There’s been improvement in the last couple years, but not enough to close the gaps.

Collectively, Black women founders raised $700 million in 2018 and 2019, up from $289 million raised in 2009 to 2017, according to ProjectDiane. Despite the major increase, however, Black women founders accounted for just 0.27% of the $276.7 billion in startup funding raised by all companies in those years, as tracked by Pitchbook.

The dearth in numbers stems back to a number of well-documented reasons including unconscious bias, systemic barriers and gender and racial stereotyping. The missed opportunity and economic cost of not investing in Black women is huge, Gines said.

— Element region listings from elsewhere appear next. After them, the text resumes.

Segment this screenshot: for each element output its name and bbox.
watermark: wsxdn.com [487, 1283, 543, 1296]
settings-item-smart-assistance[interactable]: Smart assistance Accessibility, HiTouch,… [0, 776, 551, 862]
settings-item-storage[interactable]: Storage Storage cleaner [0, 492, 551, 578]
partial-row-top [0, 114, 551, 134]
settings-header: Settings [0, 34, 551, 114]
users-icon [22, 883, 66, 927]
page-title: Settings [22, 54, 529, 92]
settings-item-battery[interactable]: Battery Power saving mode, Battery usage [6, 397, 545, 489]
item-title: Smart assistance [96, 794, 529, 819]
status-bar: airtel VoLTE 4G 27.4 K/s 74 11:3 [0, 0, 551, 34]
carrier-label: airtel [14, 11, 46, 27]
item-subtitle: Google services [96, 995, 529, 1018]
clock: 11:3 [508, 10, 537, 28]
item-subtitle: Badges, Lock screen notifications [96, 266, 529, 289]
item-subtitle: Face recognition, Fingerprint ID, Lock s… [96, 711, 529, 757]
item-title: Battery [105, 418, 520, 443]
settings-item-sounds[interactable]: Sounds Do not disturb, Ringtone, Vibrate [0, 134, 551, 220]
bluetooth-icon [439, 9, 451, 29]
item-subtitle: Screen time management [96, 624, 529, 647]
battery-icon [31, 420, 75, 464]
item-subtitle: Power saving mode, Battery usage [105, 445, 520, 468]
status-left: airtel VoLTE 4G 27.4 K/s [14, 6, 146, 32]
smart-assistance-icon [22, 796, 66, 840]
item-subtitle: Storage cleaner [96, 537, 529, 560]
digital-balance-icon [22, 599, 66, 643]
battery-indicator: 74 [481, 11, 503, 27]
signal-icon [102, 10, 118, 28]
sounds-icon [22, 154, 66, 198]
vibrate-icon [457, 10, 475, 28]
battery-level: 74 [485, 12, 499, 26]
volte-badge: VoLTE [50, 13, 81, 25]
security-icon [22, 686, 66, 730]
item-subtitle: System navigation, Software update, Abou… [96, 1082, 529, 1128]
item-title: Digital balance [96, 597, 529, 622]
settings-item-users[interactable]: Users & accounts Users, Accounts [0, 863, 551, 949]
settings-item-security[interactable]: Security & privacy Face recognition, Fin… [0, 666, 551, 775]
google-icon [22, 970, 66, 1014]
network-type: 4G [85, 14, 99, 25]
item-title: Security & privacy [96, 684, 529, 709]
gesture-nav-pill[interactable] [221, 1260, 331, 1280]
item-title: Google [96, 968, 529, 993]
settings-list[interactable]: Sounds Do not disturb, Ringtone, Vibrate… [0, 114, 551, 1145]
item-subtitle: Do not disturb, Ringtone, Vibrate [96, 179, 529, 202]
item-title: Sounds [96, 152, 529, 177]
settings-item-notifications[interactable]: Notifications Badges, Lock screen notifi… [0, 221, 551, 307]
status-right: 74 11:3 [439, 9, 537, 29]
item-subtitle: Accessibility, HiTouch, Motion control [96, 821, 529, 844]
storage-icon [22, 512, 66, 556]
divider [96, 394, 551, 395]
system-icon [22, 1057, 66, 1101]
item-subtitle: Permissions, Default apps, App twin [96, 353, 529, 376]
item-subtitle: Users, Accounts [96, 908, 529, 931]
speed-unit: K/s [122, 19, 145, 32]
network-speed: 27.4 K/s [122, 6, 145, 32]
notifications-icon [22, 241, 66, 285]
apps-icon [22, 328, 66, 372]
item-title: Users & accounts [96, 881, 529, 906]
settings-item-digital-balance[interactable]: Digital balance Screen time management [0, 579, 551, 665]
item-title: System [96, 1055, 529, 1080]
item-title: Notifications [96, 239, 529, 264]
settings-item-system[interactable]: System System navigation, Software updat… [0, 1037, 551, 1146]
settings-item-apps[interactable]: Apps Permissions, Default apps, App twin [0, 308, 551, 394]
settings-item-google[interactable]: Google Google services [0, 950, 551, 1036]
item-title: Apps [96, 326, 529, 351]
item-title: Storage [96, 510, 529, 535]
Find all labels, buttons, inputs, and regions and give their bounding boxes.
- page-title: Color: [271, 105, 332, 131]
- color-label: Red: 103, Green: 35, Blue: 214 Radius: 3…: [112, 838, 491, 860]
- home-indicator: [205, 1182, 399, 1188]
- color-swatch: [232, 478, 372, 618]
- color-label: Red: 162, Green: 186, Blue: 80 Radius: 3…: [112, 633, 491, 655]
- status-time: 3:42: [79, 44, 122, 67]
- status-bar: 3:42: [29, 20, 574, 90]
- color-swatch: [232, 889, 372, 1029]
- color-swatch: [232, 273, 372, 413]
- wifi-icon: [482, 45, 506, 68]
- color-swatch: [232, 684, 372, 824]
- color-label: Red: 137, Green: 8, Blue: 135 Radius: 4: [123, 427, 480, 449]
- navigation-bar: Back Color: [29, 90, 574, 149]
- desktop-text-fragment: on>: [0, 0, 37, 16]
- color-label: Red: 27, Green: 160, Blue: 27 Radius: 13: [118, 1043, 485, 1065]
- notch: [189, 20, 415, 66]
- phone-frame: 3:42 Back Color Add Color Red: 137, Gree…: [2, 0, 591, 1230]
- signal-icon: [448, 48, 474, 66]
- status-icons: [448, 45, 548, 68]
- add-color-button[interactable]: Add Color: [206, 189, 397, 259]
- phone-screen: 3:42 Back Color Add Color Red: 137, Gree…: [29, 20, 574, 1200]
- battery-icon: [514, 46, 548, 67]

“If you improve the rate of Black women entrepreneurship — their ability to grow and scale — then you improve the entire community,” he said, pointing to research that connects entrepreneurship growth rates with economic growth.

Black women aren’t newcomers to entrepreneurship. Even before women could vote, they owned businesses.

“We’ve been entrepreneurs. As soon as we could actually control our own destinies, create our own and monetize our own ideas we’ve been doing it,” said Kathryn Finney, founder of digitalundivided and The Doonie Fund, which makes microinvestments in Black-women-owned businesses. “It’s just been times throughout our history where that desire, that force has been artificially depressed by outside forces.”